About the Company
Digital Zone is a key regional player and the Iraqi champion in the e-commerce (e-goods) sector, serving millions of customers on a daily basis.
In our short lifetime since Digital Zone was founded, we achieved growth and success metrics that are unforeseen in the region, where “stretch for amazing” became our daily business. Our success is outgrowing our capacity, and now is the time where we grow our team.
Our Tech team consists of carefully picked top-notch engineers. Our technical leads are hands-on and battle-tested. We know the formula for great Software Engineering, and we strive to do what it takes to nourish a healthy, productive, and efficient culture.
About the Role
We’re a rapidly scaling SaaS company and our security program is still early - which means you won’t just be “operating a playbook,” you’ll be helping write it. You’ll take ownership of key security initiatives end-to-end, working closely with engineering to secure our cloud-native platform and lift our overall security posture in a meaningful, measurable way. This is a high-impact role with plenty of autonomy, ideal for someone who enjoys building security from first principles in a modern, fast-moving environment.
What You’ll Do
- Build and run core security capabilities - Stand up and operate the foundations of our security stack: secure development, vulnerability management, cloud security, and security architecture
- Own our security tooling - Select, deploy, configure, and fine-tune tools across scanners and ensure they deliver actionable signals, not noise.

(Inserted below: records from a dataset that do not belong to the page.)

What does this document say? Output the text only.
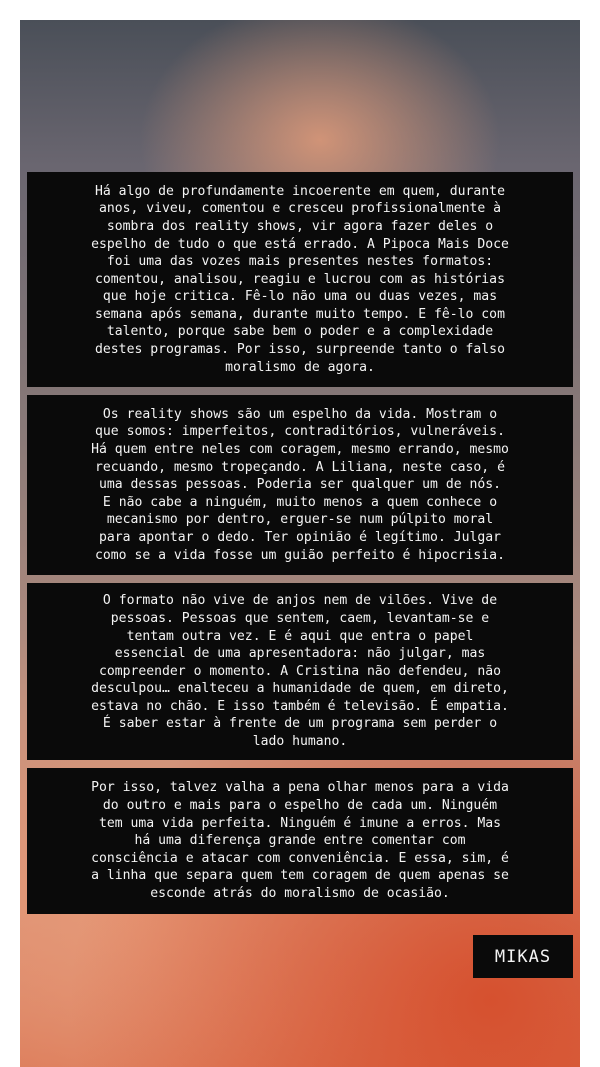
Há algo de profundamente incoerente em quem, durante
anos, viveu, comentou e cresceu profissionalmente à
sombra dos reality shows, vir agora fazer deles o
espelho de tudo o que está errado. A Pipoca Mais Doce
foi uma das vozes mais presentes nestes formatos:
comentou, analisou, reagiu e lucrou com as histórias
que hoje critica. Fê-lo não uma ou duas vezes, mas
semana após semana, durante muito tempo. E fê-lo com
talento, porque sabe bem o poder e a complexidade
destes programas. Por isso, surpreende tanto o falso
moralismo de agora.
Os reality shows são um espelho da vida. Mostram o
que somos: imperfeitos, contraditórios, vulneráveis.
Há quem entre neles com coragem, mesmo errando, mesmo
recuando, mesmo tropeçando. A Liliana, neste caso, é
uma dessas pessoas. Poderia ser qualquer um de nós.
E não cabe a ninguém, muito menos a quem conhece o
mecanismo por dentro, erguer-se num púlpito moral
para apontar o dedo. Ter opinião é legítimo. Julgar
como se a vida fosse um guião perfeito é hipocrisia.
O formato não vive de anjos nem de vilões. Vive de
pessoas. Pessoas que sentem, caem, levantam-se e
tentam outra vez. E é aqui que entra o papel
essencial de uma apresentadora: não julgar, mas
compreender o momento. A Cristina não defendeu, não
desculpou… enalteceu a humanidade de quem, em direto,
estava no chão. E isso também é televisão. É empatia.
É saber estar à frente de um programa sem perder o
lado humano.
Por isso, talvez valha a pena olhar menos para a vida
do outro e mais para o espelho de cada um. Ninguém
tem uma vida perfeita. Ninguém é imune a erros. Mas
há uma diferença grande entre comentar com
consciência e atacar com conveniência. E essa, sim, é
a linha que separa quem tem coragem de quem apenas se
esconde atrás do moralismo de ocasião.
MIKAS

- Embed security into engineering workflows - Partner with product and platform engineers to make “secure by default” the easiest path. Help design guardrails that support, not slow down, developer productivity.
- Drive pragmatic vulnerability management - Triage and risk-assess vulnerabilities, shape remediation priorities with teams, and track progress so we’re focusing on what matters most.
- Continuously improve how we operate - Refine processes, automate wherever possible, and make sure our security practices scale as the company, product, and customer base grow.
Who You Are
- Solid senior experience - Typically 5+ years in security engineering, with hands-on, builder-style experience. Startup or scale-up background is a strong plus.
- Cloud security ownership - Demonstrated experience deploying and operating security controls in AWS.
- Depth in key security domains - Comfortable taking the lead in at least one (ideally several) of
- Vulnerability Management programs
- Secure SDLC
- CI/CD security tooling pipeline integrations
- Penetration Testing
- Developer-aware mindset - You think about the impact of controls on developer workflows and design solutions that engineers actually want to use.
- Clear, confident communication - Able to translate complex risks, constraints, and trade-offs into language that resonates with engineers, leadership, and non-technical stakeholders.
Nice to Have
- OSCP or similar offensive/security certifications
- Experience preparing for SOC 2, ISO 27001, or PCI audits
If you’ve ever thought, “I could build a much better security program than what I’m seeing right now,” this is your opportunity to actually do it.